Some of the patterns of spending have remained the same, says fashion stylist, writer and blogger Kat Farmer. “Within a week everyone ditches their sandals and summer dresses and it’s about wool and cashmere and coats and boots,” she says. “That doesn’t seem to have changed this year.”

But, perhaps unsurprisingly, retailers including Marks & Spencer and Asos have reported a steep drop in demand for formal wear and increased sales of casual clothing and leisure wear in recent months.

TM Lewin announced plans to shut all 66 UK stores in June, while Moss Bros is in talks with landlords to close some of its shops. Both cited the cancellation of major events such as Royal Ascot, weddings and working from home as reasons for their decline.

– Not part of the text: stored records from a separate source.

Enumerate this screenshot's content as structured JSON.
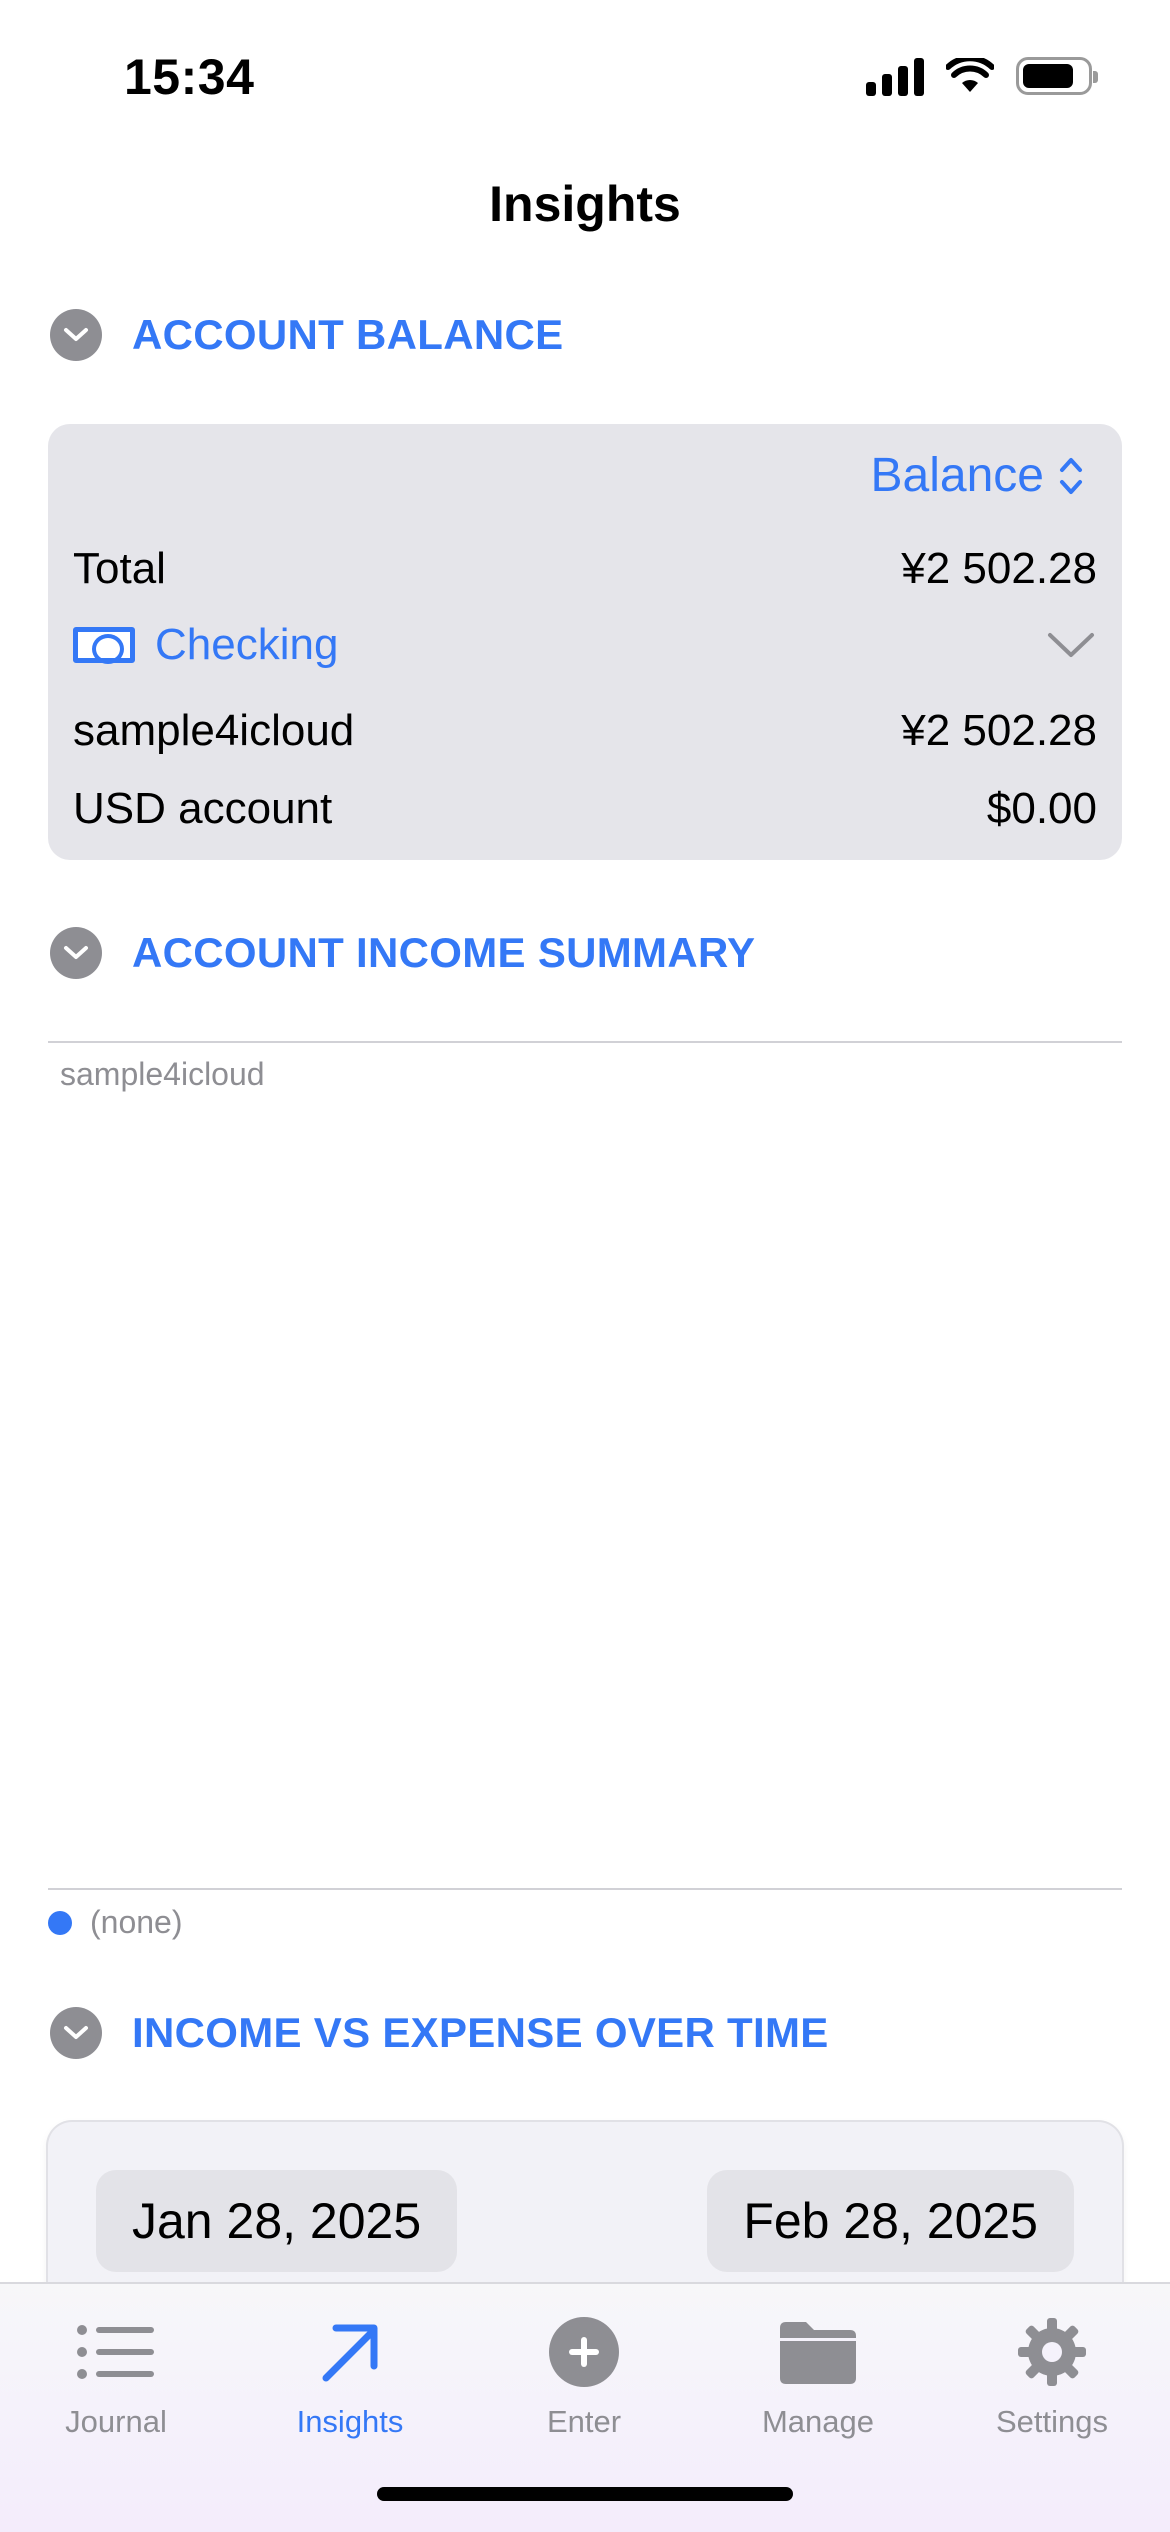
{
  "status_bar": {
    "time": "15:34"
  },
  "nav": {
    "title": "Insights"
  },
  "account_balance": {
    "section_title": "ACCOUNT BALANCE",
    "picker_label": "Balance",
    "total_label": "Total",
    "total_value": "¥2 502.28",
    "group_label": "Checking",
    "accounts": [
      {
        "name": "sample4icloud",
        "value": "¥2 502.28"
      },
      {
        "name": "USD account",
        "value": "$0.00"
      }
    ]
  },
  "income_summary": {
    "section_title": "ACCOUNT INCOME SUMMARY",
    "chart_title": "sample4icloud",
    "legend_label": "(none)",
    "legend_color": "#3478f6"
  },
  "income_vs_expense": {
    "section_title": "INCOME VS EXPENSE OVER TIME",
    "start_date": "Jan 28, 2025",
    "end_date": "Feb 28, 2025"
  },
  "tab_bar": {
    "tabs": [
      {
        "label": "Journal",
        "icon": "list-icon"
      },
      {
        "label": "Insights",
        "icon": "arrow-up-right-icon"
      },
      {
        "label": "Enter",
        "icon": "plus-circle-icon"
      },
      {
        "label": "Manage",
        "icon": "folder-icon"
      },
      {
        "label": "Settings",
        "icon": "gear-icon"
      }
    ],
    "active_tab": "Insights"
  },
  "colors": {
    "accent": "#3478f6",
    "card_background": "#e5e5ea",
    "inactive_tab": "#8e8e93"
  }
}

In a world where collections are finalised months before they hit the shelves, retailers are scrabbling to bring out lines that remain relevant to consumers.

“A lot of us aren’t sure whether we’ll even have a job and if we do, whether we’ll be going into the office,” points out Andrew Busby, founder of Retail Reflections, which analyses consumer habits.

Fashion brands have continued to engage with their audience in the last few months even when they haven’t been able to trade.

“Primark continued to connect with customers via social media to ensure they didn’t desert them while stores were closed,” Busby says. This interaction could prove vital as the UK begins to return to some sort of normal, he suggests.

At the other end of the price spectrum, some luxury brands have offered live streams of their shops, so consumers can ‘browse’ virtually, giving them some of the same experience as actually visiting a store in person.

“The impact of Covid is just accelerating trends that were already visible in the industry – the switch to online, the polarisation across value and luxury – these are not new things but we’ve seen several years’ worth of change in a few weeks,” says Anita Balchandani, partner and retail expert at McKinsey.